Fraser, “Feminizm; sınıf siyasetinin içinde, kapsayıcı, işçi hareketini destekleyen; sendikacılığı ekoloji mücadelesiyle ve ırkçı ve heteronormativite karşıtı mücadeleyle birleştiren bir harekettir” diyor.

“Feminizm antikapitalisttir”
Nancy Fraser (Fotoğraf: Philosophie Magazine)

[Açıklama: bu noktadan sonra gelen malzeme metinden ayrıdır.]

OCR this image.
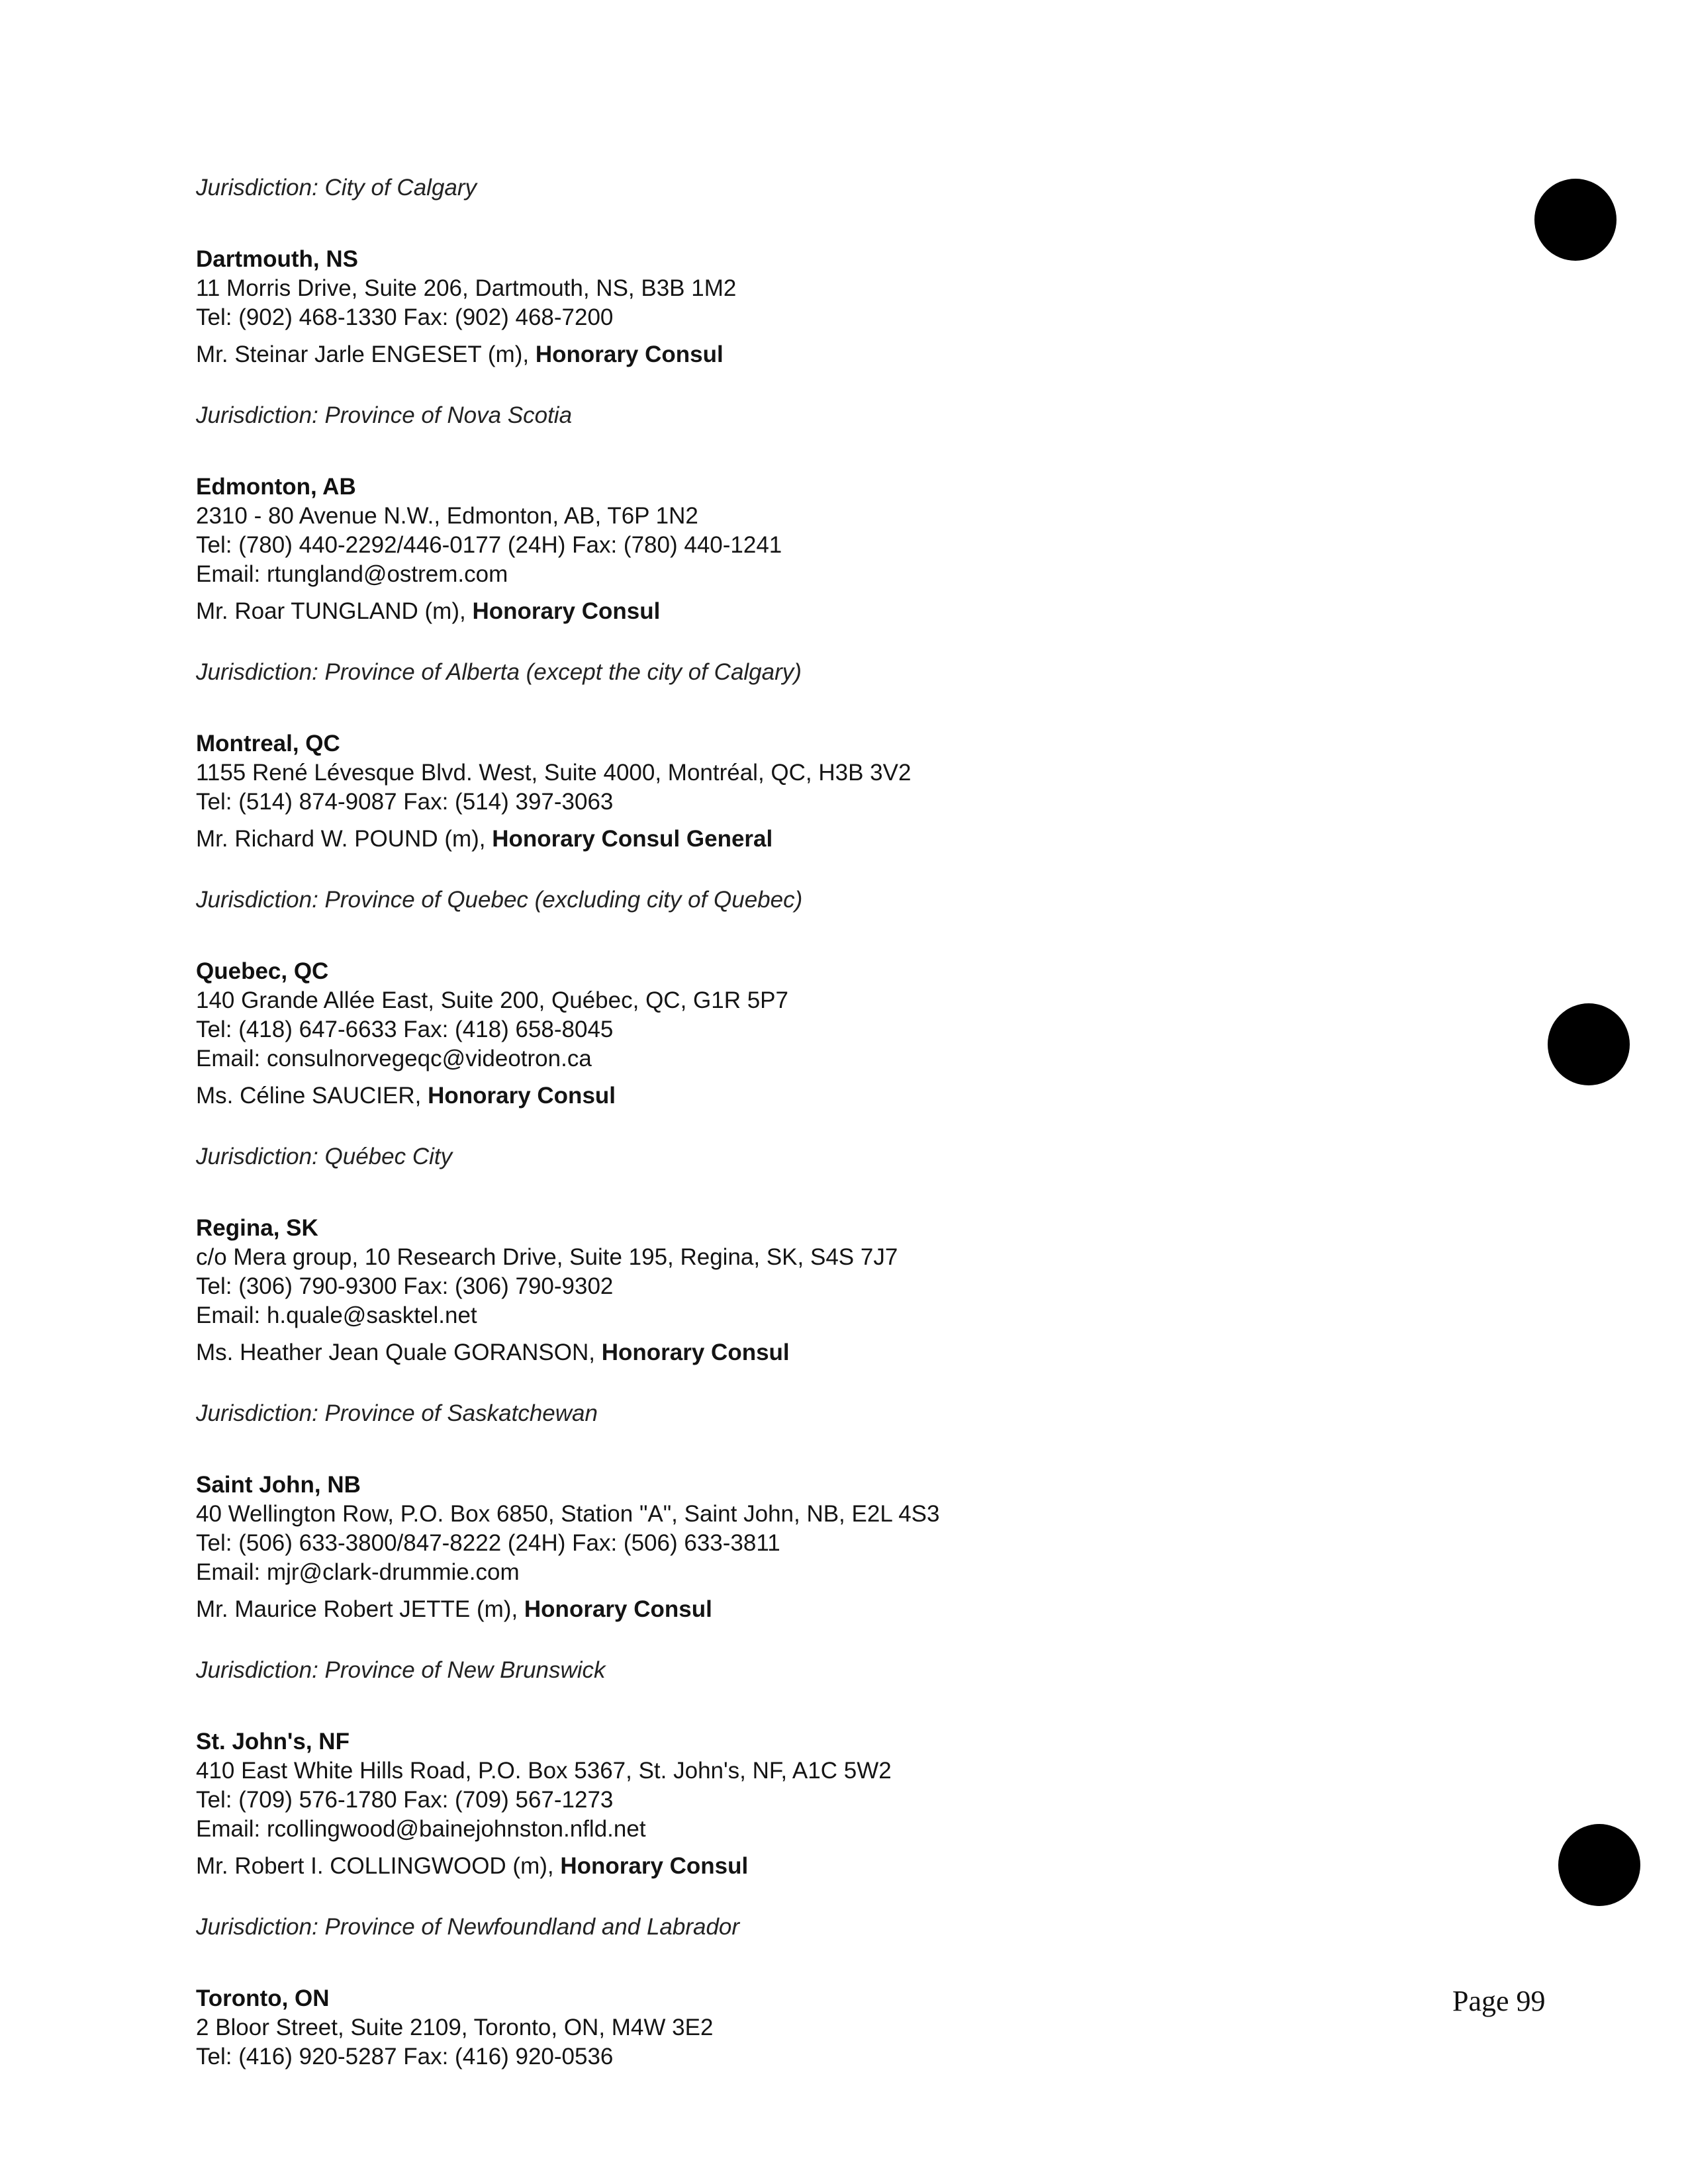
Jurisdiction: City of Calgary
Dartmouth, NS
11 Morris Drive, Suite 206, Dartmouth, NS, B3B 1M2
Tel: (902) 468-1330 Fax: (902) 468-7200
Mr. Steinar Jarle ENGESET (m), Honorary Consul
Jurisdiction: Province of Nova Scotia
Edmonton, AB
2310 - 80 Avenue N.W., Edmonton, AB, T6P 1N2
Tel: (780) 440-2292/446-0177 (24H) Fax: (780) 440-1241
Email: rtungland@ostrem.com
Mr. Roar TUNGLAND (m), Honorary Consul
Jurisdiction: Province of Alberta (except the city of Calgary)
Montreal, QC
1155 René Lévesque Blvd. West, Suite 4000, Montréal, QC, H3B 3V2
Tel: (514) 874-9087 Fax: (514) 397-3063
Mr. Richard W. POUND (m), Honorary Consul General
Jurisdiction: Province of Quebec (excluding city of Quebec)
Quebec, QC
140 Grande Allée East, Suite 200, Québec, QC, G1R 5P7
Tel: (418) 647-6633 Fax: (418) 658-8045
Email: consulnorvegeqc@videotron.ca
Ms. Céline SAUCIER, Honorary Consul
Jurisdiction: Québec City
Regina, SK
c/o Mera group, 10 Research Drive, Suite 195, Regina, SK, S4S 7J7
Tel: (306) 790-9300 Fax: (306) 790-9302
Email: h.quale@sasktel.net
Ms. Heather Jean Quale GORANSON, Honorary Consul
Jurisdiction: Province of Saskatchewan
Saint John, NB
40 Wellington Row, P.O. Box 6850, Station "A", Saint John, NB, E2L 4S3
Tel: (506) 633-3800/847-8222 (24H) Fax: (506) 633-3811
Email: mjr@clark-drummie.com
Mr. Maurice Robert JETTE (m), Honorary Consul
Jurisdiction: Province of New Brunswick
St. John's, NF
410 East White Hills Road, P.O. Box 5367, St. John's, NF, A1C 5W2
Tel: (709) 576-1780 Fax: (709) 567-1273
Email: rcollingwood@bainejohnston.nfld.net
Mr. Robert I. COLLINGWOOD (m), Honorary Consul
Jurisdiction: Province of Newfoundland and Labrador
Toronto, ON
2 Bloor Street, Suite 2109, Toronto, ON, M4W 3E2
Tel: (416) 920-5287 Fax: (416) 920-0536
Page 99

Ekin Keleş & Ulaş Bager Aldemir

21. yüzyıl, bütün ötekilerin birleşik ve devrimci mücadelesini dayatan bir konjonktüre sahip. Kadın hareketi ise bu yüzyılın en önemli başkaldırı mevzilerinden biri. Öte yandan reel sosyalizmin çağımızdaki politik gereksinimlere cevap veremediği de ortada. Bugün; cinsiyet, sınıf, ulus ve her türden sosyal gerçekliğin birbirine indirgenmediği ama sınıf siyasetinin de kimlik şovenizmiyle örtbas edilmediği müşterek bir tavra ihtiyacımız var. Bu nedenle her türden özcü perspektiften uzak durmalıyız. Çünkü cinsiyet mücadelesini kadın-erkek ikiliğine indirgeyen heteronormatif stratejiler kadar, kimliği sınıftan izole, mutlak bir değer olarak öne süren stratejiler de sistemi yeniden üretmekten başka bir işe yaramıyor. Dolayısıyla doğanın ve hayvanların sömürgeleştirilmesi, bedenin cinsiyetlendirilerek sömürgeleştirilmesinden bağımsız düşünülemeyeceği gibi, bütün zenofobik ve gerici pratikler de emek-sermaye çelişkisinden bağımsız düşünülemez. Bu temelde, çağımızın önemli feminist düşünürlerinden Nancy Fraser’la kadın hareketinin sınıf mücadelesiyle ilişkisini konuştuk.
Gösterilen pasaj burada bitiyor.